About the Video
Bitcoin was first described in 2008 by pseudonymous developer, Satoshi Nakamoto, in his paper, "Bitcoin: A Peer-to-Peer Electronic Cash System." One year later, that system became reality.
Here is the abstract from that paper:
A purely peer-to-peer version of electronic cash would allow online payments to be sent directly from one party to another without going through a financial institution. Digital signatures provide part of the solution, but the main benefits are lost if a trusted third party is still required to prevent double-spending. We propose a solution to the double spending problem using a peer-to-peer network. The network timestamps transactions by hashing them into an ongoing chain of hash-based proof-of-work. The longest chain not only serves as proof of the sequence of events witnessed, but proof that it came from the largest pool of CPU power. As long as a majority of CPU power is controlled by nodes that are not cooperating to attack the network, they'll generate the longest chain and outpace attackers. The network itself requires minimal structure. Messages are broadcast on a best effort basis, and nodes can leave and rejoin the network at will, accepting the longest proof-of-work chain as proof of what happened while they were gone.
You can read the full paper at Bitcoin.org.
Transcript
By: Artesian via Reddit
Mining Bitcoins is like mining a precious mineral (let’s say gold) from a single, very deep mine.
The “Bitcoin mine” is the basic protocol that governs the release of the bitcoins, think of it like an entire seam of gold running all the way into the Earth. The mine is deep and the surrounding rock gets harder and harder to dig through every 10 minutes. At the surface, when people were just starting to crack into the mine… it was easy to have your computer start tapping away at the big seam of gold (mining for bitcoins by decrypting little bits of code based in the original protocol). Basically you could walk to the mine and scoop up gold (bitcoins) with your hands.
Now… bitcoins weren’t very valuable at this point because anyone could just go into the mine and do a little bit of easy mining to get some coins. There wasn’t much confidence in their value either. Imagine it’s a funny color that people haven’t seen before. No government or bank is controlling its price. All that matters is that there were people willing to mine the gold and trade it for stuff even cash.
[25 bitcoins are released from the code-block every 10 minutes–and that’s when the mine gets just a little bit harder to dig into… And the protocol dictates that only 21 million bitcoins must ever exist – the last to be found at the end of the last 10 minute cycle in the year 2140.

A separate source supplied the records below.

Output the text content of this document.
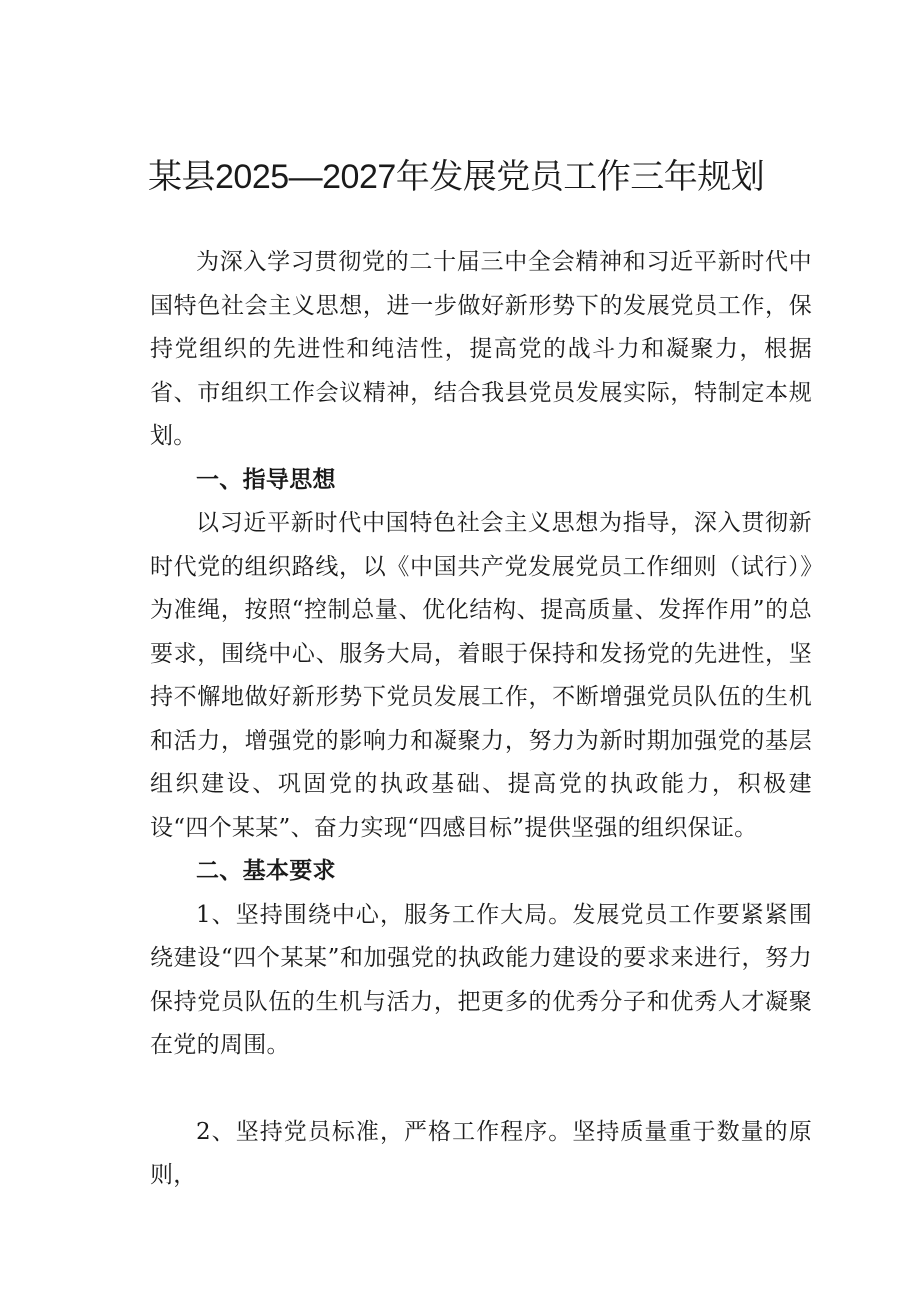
某县2025—2027年发展党员工作三年规划

为深入学习贯彻党的二十届三中全会精神和习近平新时代中国特色社会主义思想，进一步做好新形势下的发展党员工作，保持党组织的先进性和纯洁性，提高党的战斗力和凝聚力，根据省、市组织工作会议精神，结合我县党员发展实际，特制定本规划。

一、指导思想

以习近平新时代中国特色社会主义思想为指导，深入贯彻新时代党的组织路线，以《中国共产党发展党员工作细则（试行）》为准绳，按照“控制总量、优化结构、提高质量、发挥作用”的总要求，围绕中心、服务大局，着眼于保持和发扬党的先进性，坚持不懈地做好新形势下党员发展工作，不断增强党员队伍的生机和活力，增强党的影响力和凝聚力，努力为新时期加强党的基层组织建设、巩固党的执政基础、提高党的执政能力，积极建设“四个某某”、奋力实现“四感目标”提供坚强的组织保证。

二、基本要求

1、坚持围绕中心，服务工作大局。发展党员工作要紧紧围绕建设“四个某某”和加强党的执政能力建设的要求来进行，努力保持党员队伍的生机与活力，把更多的优秀分子和优秀人才凝聚在党的周围。

2、坚持党员标准，严格工作程序。坚持质量重于数量的原则，
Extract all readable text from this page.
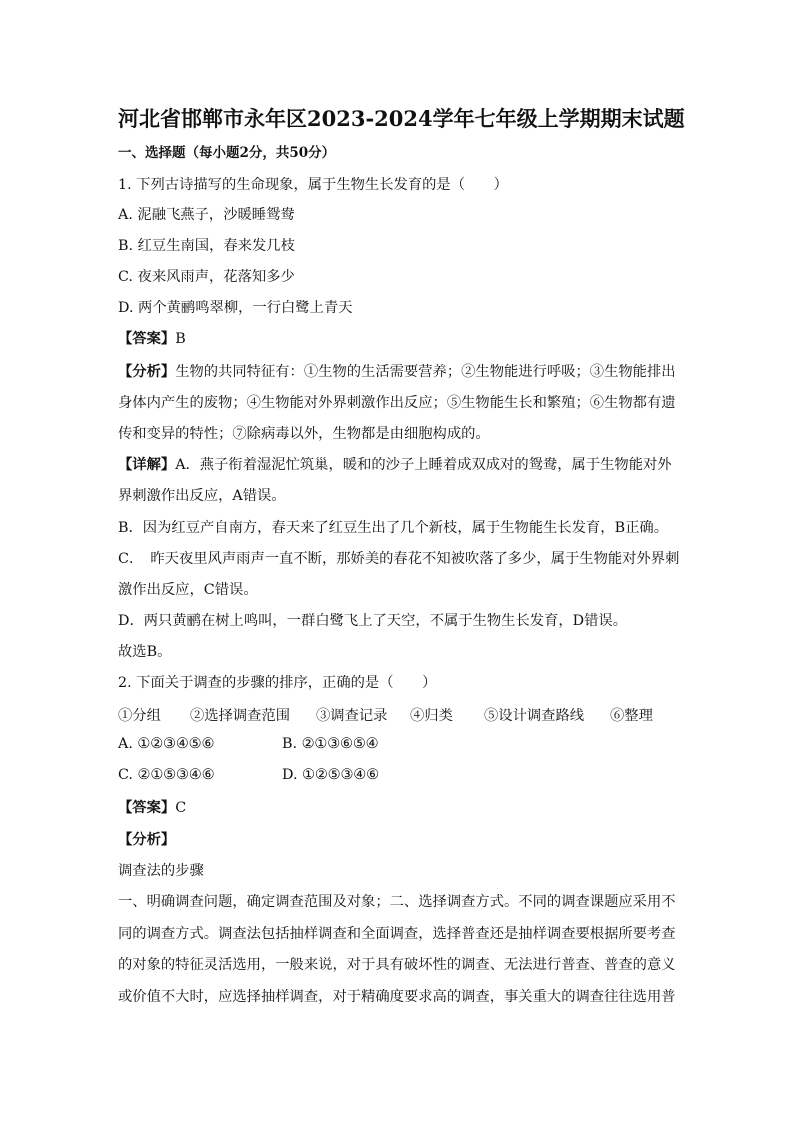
河北省邯郸市永年区2023-2024学年七年级上学期期末试题
一、选择题（每小题2分，共50分）
1. 下列古诗描写的生命现象，属于生物生长发育的是（　　）
A. 泥融飞燕子，沙暖睡鸳鸯
B. 红豆生南国，春来发几枝
C. 夜来风雨声，花落知多少
D. 两个黄鹂鸣翠柳，一行白鹭上青天
【答案】B
【分析】生物的共同特征有：①生物的生活需要营养；②生物能进行呼吸；③生物能排出
身体内产生的废物；④生物能对外界刺激作出反应；⑤生物能生长和繁殖；⑥生物都有遗
传和变异的特性；⑦除病毒以外，生物都是由细胞构成的。
【详解】A．燕子衔着湿泥忙筑巢，暖和的沙子上睡着成双成对的鸳鸯，属于生物能对外
界刺激作出反应，A错误。
B．因为红豆产自南方，春天来了红豆生出了几个新枝，属于生物能生长发育，B正确。
C．　昨天夜里风声雨声一直不断，那娇美的春花不知被吹落了多少，属于生物能对外界刺
激作出反应，C错误。
D．两只黄鹂在树上鸣叫，一群白鹭飞上了天空，不属于生物生长发育，D错误。
故选B。
2. 下面关于调查的步骤的排序，正确的是（　　）
①分组 ②选择调查范围 ③调查记录 ④归类 ⑤设计调查路线 ⑥整理
A. ①②③④⑤⑥	B. ②①③⑥⑤④
C. ②①⑤③④⑥	D. ①②⑤③④⑥
【答案】C
【分析】
调查法的步骤
一、明确调查问题，确定调查范围及对象；二、选择调查方式。不同的调查课题应采用不
同的调查方式。调查法包括抽样调查和全面调查，选择普查还是抽样调查要根据所要考查
的对象的特征灵活选用，一般来说，对于具有破坏性的调查、无法进行普查、普查的意义
或价值不大时，应选择抽样调查，对于精确度要求高的调查，事关重大的调查往往选用普
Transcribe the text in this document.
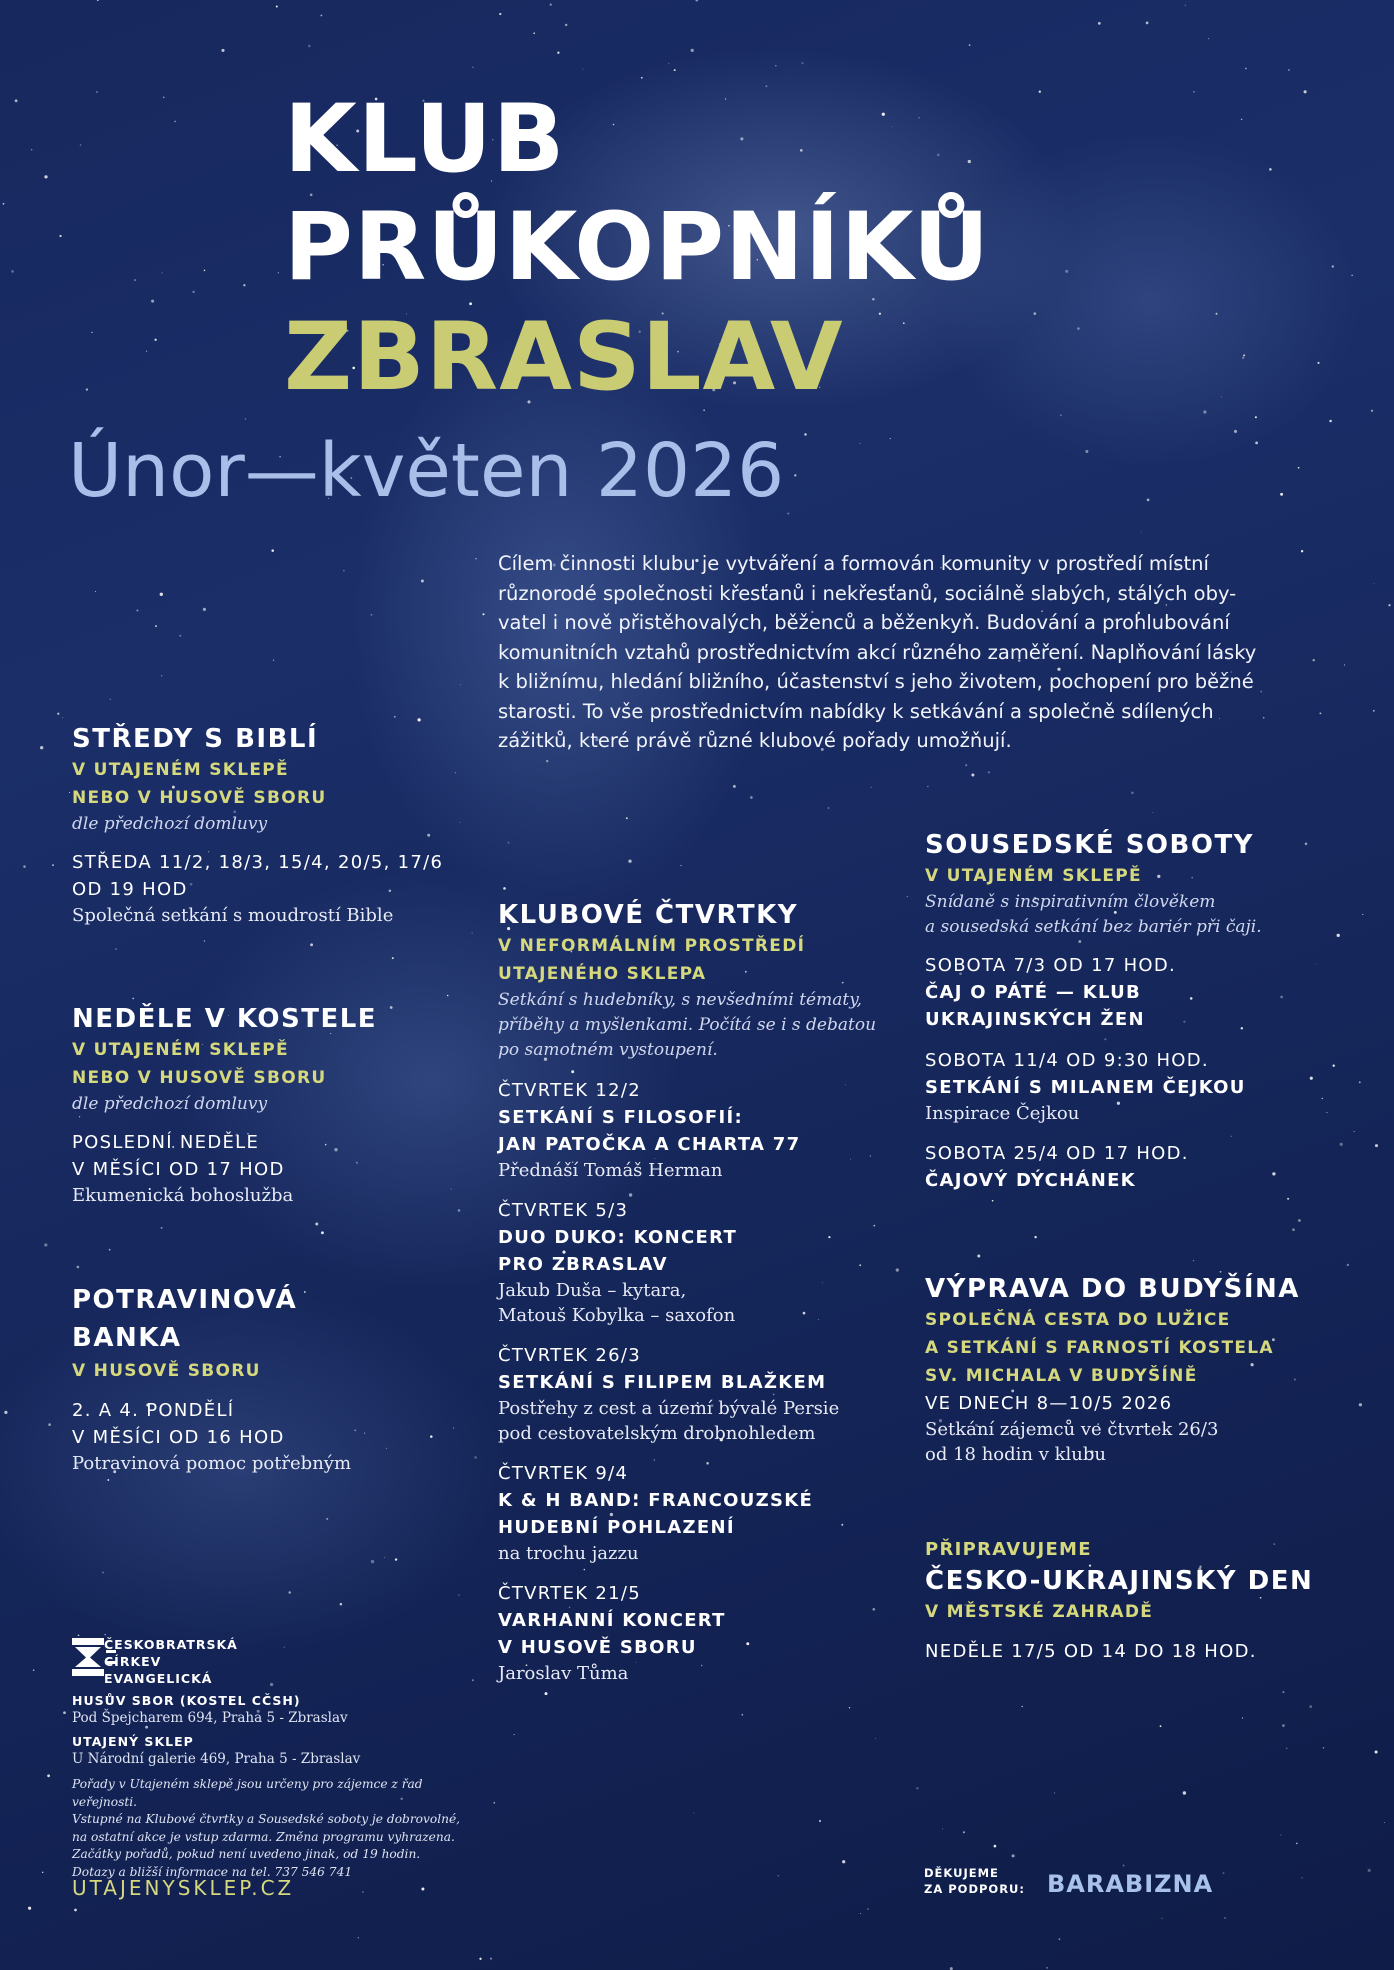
KLUB
PRŮKOPNÍKŮ
ZBRASLAV
Únor—květen 2026
Cílem činnosti klubu je vytváření a formován komunity v prostředí místní
různorodé společnosti křesťanů i nekřesťanů, sociálně slabých, stálých oby-
vatel i nově přistěhovalých, běženců a běženkyň. Budování a prohlubování
komunitních vztahů prostřednictvím akcí různého zaměření. Naplňování lásky
k bližnímu, hledání bližního, účastenství s jeho životem, pochopení pro běžné
starosti. To vše prostřednictvím nabídky k setkávání a společně sdílených
zážitků, které právě různé klubové pořady umožňují.
STŘEDY S BIBLÍ
V UTAJENÉM SKLEPĚ
NEBO V HUSOVĚ SBORU
dle předchozí domluvy
STŘEDA 11/2, 18/3, 15/4, 20/5, 17/6
OD 19 HOD
Společná setkání s moudrostí Bible
NEDĚLE V KOSTELE
V UTAJENÉM SKLEPĚ
NEBO V HUSOVĚ SBORU
dle předchozí domluvy
POSLEDNÍ NEDĚLE
V MĚSÍCI OD 17 HOD
Ekumenická bohoslužba
POTRAVINOVÁ
BANKA
V HUSOVĚ SBORU
2. A 4. PONDĚLÍ
V MĚSÍCI OD 16 HOD
Potravinová pomoc potřebným
KLUBOVÉ ČTVRTKY
V NEFORMÁLNÍM PROSTŘEDÍ
UTAJENÉHO SKLEPA
Setkání s hudebníky, s nevšedními tématy,
příběhy a myšlenkami. Počítá se i s debatou
po samotném vystoupení.
ČTVRTEK 12/2
SETKÁNÍ S FILOSOFIÍ:
JAN PATOČKA A CHARTA 77
Přednáší Tomáš Herman
ČTVRTEK 5/3
DUO DUKO: KONCERT
PRO ZBRASLAV
Jakub Duša – kytara,
Matouš Kobylka – saxofon
ČTVRTEK 26/3
SETKÁNÍ S FILIPEM BLAŽKEM
Postřehy z cest a území bývalé Persie
pod cestovatelským drobnohledem
ČTVRTEK 9/4
K & H BAND: FRANCOUZSKÉ
HUDEBNÍ POHLAZENÍ
na trochu jazzu
ČTVRTEK 21/5
VARHANNÍ KONCERT
V HUSOVĚ SBORU
Jaroslav Tůma
SOUSEDSKÉ SOBOTY
V UTAJENÉM SKLEPĚ
Snídaně s inspirativním člověkem
a sousedská setkání bez bariér při čaji.
SOBOTA 7/3 OD 17 HOD.
ČAJ O PÁTÉ — KLUB
UKRAJINSKÝCH ŽEN
SOBOTA 11/4 OD 9:30 HOD.
SETKÁNÍ S MILANEM ČEJKOU
Inspirace Čejkou
SOBOTA 25/4 OD 17 HOD.
ČAJOVÝ DÝCHÁNEK
VÝPRAVA DO BUDYŠÍNA
SPOLEČNÁ CESTA DO LUŽICE
A SETKÁNÍ S FARNOSTÍ KOSTELA
SV. MICHALA V BUDYŠÍNĚ
VE DNECH 8—10/5 2026
Setkání zájemců ve čtvrtek 26/3
od 18 hodin v klubu
PŘIPRAVUJEME
ČESKO-UKRAJINSKÝ DEN
V MĚSTSKÉ ZAHRADĚ
NEDĚLE 17/5 OD 14 DO 18 HOD.
ČESKOBRATRSKÁ
CÍRKEV
EVANGELICKÁ
HUSŮV SBOR (KOSTEL CČSH)
Pod Špejcharem 694, Praha 5 - Zbraslav
UTAJENÝ SKLEP
U Národní galerie 469, Praha 5 - Zbraslav
Pořady v Utajeném sklepě jsou určeny pro zájemce z řad veřejnosti.
Vstupné na Klubové čtvrtky a Sousedské soboty je dobrovolné,
na ostatní akce je vstup zdarma. Změna programu vyhrazena.
Začátky pořadů, pokud není uvedeno jinak, od 19 hodin.
Dotazy a bližší informace na tel. 737 546 741
UTAJENYSKLEP.CZ
DĚKUJEME
ZA PODPORU: BARABIZNA
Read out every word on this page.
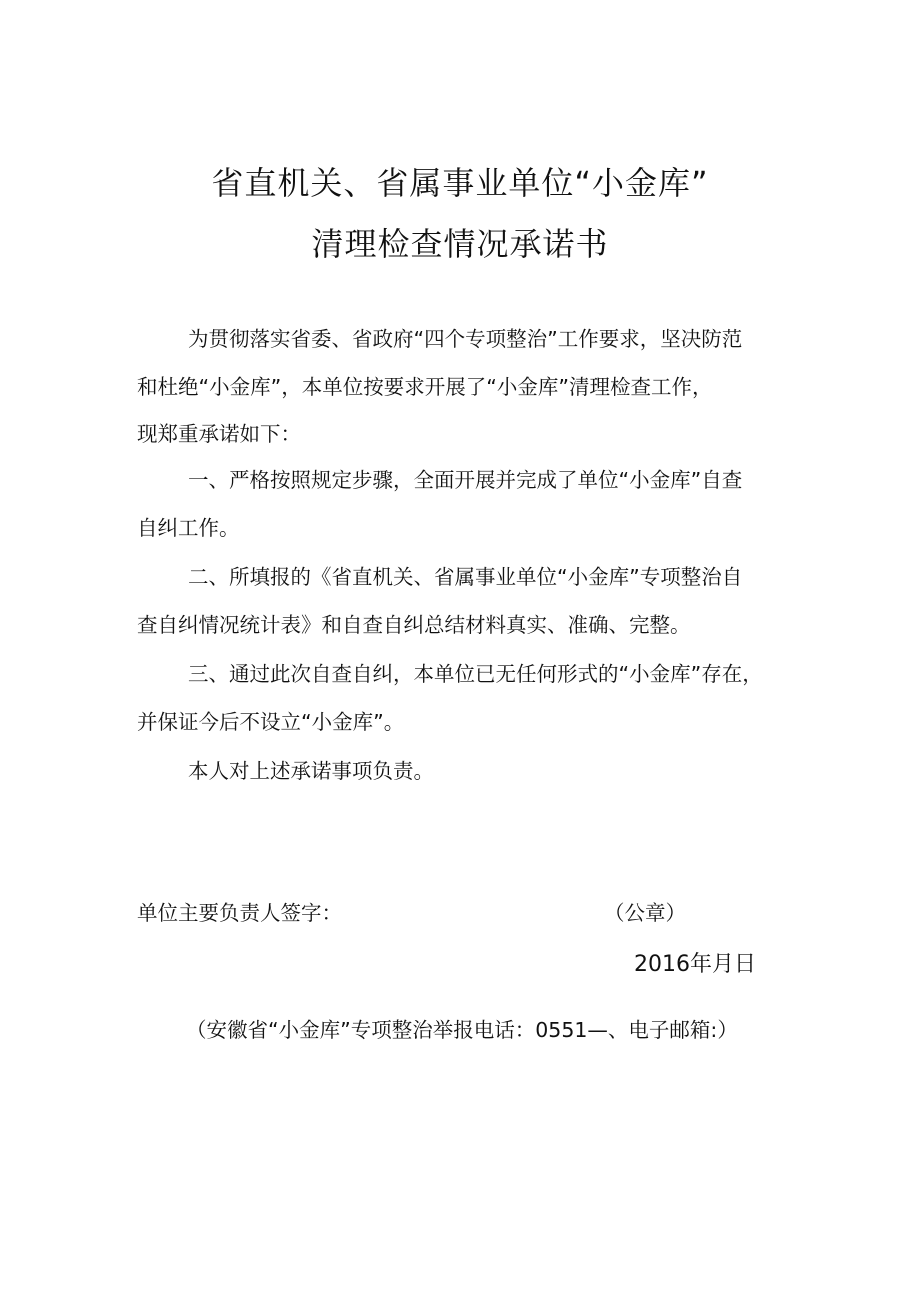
省直机关、省属事业单位“小金库”
清理检查情况承诺书
为贯彻落实省委、省政府“四个专项整治”工作要求，坚决防范
和杜绝“小金库”，本单位按要求开展了“小金库”清理检查工作，
现郑重承诺如下：
一、严格按照规定步骤，全面开展并完成了单位“小金库”自查
自纠工作。
二、所填报的《省直机关、省属事业单位“小金库”专项整治自
查自纠情况统计表》和自查自纠总结材料真实、准确、完整。
三、通过此次自查自纠，本单位已无任何形式的“小金库”存在，
并保证今后不设立“小金库”。
本人对上述承诺事项负责。
单位主要负责人签字：	（公章）
2016年月日
（安徽省“小金库”专项整治举报电话：0551—、电子邮箱:）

When the mining got a little bit tougher and you needed to have a little bit of a better computer to get into the mining business… people saw that there were a few million coins around and the supply was slow to grow but that it couldn’t really be tampered with. The mine was always going to be there. Yes people could debate what the mineral was worth. They could throw it away or dump it in the ocean or lose the keys to their personal vault… but the mine would be there in the morning and if you had the right tools you could keep mining and helping to increase the supply of the coins.
Eventually, the people with the pick axes and the shovels (these were people using their CPUs to mine for bitcoins by cracking the code in the protocol) just couldn’t get any more gold out. Their tools weren’t powerful enough to crack through the deepest layers of surrounding rock anymore.
In come the GPU miners… people who used the graphics processors in their computers to keep cracking away at the bitcoin protocol and finding more ‘gold’ in the mine. They brought powerful motorized diggers, front-end loaders, dump trucks, and excavators. They had the tools to keep mining and because they often worked in “pools” and used their powerful tools together… they could pretty reliably mine more gold even as the mine got deeper. They would just split the profits from the coins that they mined.
Today… the value of the bitcoin is much higher than it originally was. People have some decent faith in the value of the ‘gold’. A lot of common stores will accept the currency and a lot of big companies are falling in line to start accepting it. They can see that the gold from the mine isn’t really a funny color after all, and that’s okay that no big central power controls it. And the more people buy into the bitcoin market… the more valuable the market becomes.